The third graph, a ring network, is the most improbable of the set on account of its wholly theoretical conception. These structures virtually never appear in nature, much less in complex societies, and China was a complex society for several millennia. The ring network more likely conforms to the ecology of small, isolated, hunter-gatherer societies. Since the ring graph reveals no connectivity of the elites in the center with peripheral nodes, it cannot function as a network so much as a collection of remote local communities. Historians, Wang reminds us, report that political power shifted from central elites to local elites in the late nineteenth century. But this graph depicts no links at all between significant nodes (warlords) that might represent the real-world situation characterized by those who swore an oath of loyalty to each other (Not born on the same day, we will die on the same day) and later pledged allegiance to Nationalist leader Chiang Kai-shek. Again, we are missing models and analysis to explain how one topology transitions to another.
To produce graphs that are sound descriptions of reality, we need to understand the processes of self-organization that not only gave rise to a networks structural properties, but also cause the transition from one network structure to another. What are the dynamical processes perpetually acting on the topology, and how do interactions and feedback alter both its structures and large- and small-scale dynamical processes. For this it would be helpful to know more about the learning processes of decentralized agent interactions. What is driving attraction overtime, is there an evolutionary force like kin selection or group selection at play? How much does ideology, lineage, occupation or location apply in forming a common affiliation? What do the nodes representpositions in the governmental hierarchy, e.g., governors, magistrates, degree holders, wealthy landlords, members of the military, court eunuchs, merchants, or possibly religious leaders? How do terrains or topologies create an equilibrium? Wouldnt the patterns of their connections continually evolve as new linkages form, and as some nodes acquire more linkages than others? Such inevitabilities would cause the entire structure to transform as some nodes become hubs, acquiring more connections than rivals. We should expect events or attractors that cause certain nodes to become connectors over time to engender rivalry among elites, enough to cause the network topology of a decentralized hierarchy to be in constant transformation.
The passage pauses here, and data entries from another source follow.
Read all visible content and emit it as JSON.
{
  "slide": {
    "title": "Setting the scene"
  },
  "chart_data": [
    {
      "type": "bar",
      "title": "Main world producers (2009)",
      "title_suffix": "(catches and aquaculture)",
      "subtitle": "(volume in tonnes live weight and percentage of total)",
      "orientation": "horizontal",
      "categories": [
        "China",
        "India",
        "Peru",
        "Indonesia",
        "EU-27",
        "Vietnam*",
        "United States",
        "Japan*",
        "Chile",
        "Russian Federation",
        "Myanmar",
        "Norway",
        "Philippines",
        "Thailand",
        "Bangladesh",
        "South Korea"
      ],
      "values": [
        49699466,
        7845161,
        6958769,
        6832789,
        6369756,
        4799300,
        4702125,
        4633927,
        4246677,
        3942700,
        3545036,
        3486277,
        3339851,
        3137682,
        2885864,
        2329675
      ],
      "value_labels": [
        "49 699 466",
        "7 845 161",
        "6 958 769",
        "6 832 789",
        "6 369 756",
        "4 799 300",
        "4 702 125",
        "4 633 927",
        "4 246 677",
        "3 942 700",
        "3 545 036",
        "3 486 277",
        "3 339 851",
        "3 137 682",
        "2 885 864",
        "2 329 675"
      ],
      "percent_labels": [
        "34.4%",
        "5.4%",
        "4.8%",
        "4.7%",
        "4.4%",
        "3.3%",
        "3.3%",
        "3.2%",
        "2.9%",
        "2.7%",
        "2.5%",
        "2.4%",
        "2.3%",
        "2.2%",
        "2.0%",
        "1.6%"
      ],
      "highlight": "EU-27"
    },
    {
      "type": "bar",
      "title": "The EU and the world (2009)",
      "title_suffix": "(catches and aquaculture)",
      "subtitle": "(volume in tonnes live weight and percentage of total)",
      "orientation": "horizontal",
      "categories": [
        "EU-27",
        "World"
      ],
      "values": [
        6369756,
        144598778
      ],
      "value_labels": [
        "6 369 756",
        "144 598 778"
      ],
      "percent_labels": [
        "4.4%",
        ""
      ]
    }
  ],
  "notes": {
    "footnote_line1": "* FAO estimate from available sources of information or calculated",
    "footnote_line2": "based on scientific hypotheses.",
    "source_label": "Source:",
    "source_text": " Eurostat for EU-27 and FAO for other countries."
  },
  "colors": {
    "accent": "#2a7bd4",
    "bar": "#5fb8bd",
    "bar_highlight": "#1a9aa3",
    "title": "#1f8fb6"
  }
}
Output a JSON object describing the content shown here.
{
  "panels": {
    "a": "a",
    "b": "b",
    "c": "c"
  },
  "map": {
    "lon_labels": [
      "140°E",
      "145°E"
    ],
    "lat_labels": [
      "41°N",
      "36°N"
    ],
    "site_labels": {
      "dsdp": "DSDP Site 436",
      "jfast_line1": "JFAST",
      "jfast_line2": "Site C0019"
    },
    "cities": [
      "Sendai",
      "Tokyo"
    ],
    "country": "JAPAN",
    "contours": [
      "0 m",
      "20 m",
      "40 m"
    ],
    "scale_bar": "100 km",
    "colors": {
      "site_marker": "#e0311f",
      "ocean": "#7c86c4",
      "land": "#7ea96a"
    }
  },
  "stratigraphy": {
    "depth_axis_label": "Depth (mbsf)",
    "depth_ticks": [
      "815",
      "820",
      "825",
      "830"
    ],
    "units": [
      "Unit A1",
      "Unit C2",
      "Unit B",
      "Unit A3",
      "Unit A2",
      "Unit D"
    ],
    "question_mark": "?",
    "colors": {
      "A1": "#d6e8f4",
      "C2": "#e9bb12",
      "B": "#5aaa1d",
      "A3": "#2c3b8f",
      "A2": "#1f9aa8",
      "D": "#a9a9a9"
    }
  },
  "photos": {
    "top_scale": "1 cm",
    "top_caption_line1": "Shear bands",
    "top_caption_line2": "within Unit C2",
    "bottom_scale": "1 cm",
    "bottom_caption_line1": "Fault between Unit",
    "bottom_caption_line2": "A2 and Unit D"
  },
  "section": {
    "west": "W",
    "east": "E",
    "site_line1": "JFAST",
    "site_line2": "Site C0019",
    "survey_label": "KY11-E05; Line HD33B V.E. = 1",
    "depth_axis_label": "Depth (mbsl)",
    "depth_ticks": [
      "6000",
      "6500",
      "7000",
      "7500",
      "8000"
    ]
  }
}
Wangs assessment holds promise but appears premature, relying too much on idealized, closed-form equilibrium models of network typology that have no analogue in nature or history. The macroscopic patterns of these structures arise from arbitrary closures, equilibrium, rational expectations and decisions made in a cultural vacuum, in which actors know the probability distributions of their actions ex ante. Models that take into account heterogenous agents, interdependence and adaptation in response to continuous feedback between agents and their environments would provide greater insights into the bottom-up dynamics that give rise to a systems emergent qualities, the classes of nodes and links that define them, and the typical behaviors and anomalies that may arise. These models will show Wang and others a more realistic understanding of the evolutionary dynamics of historically based network systems.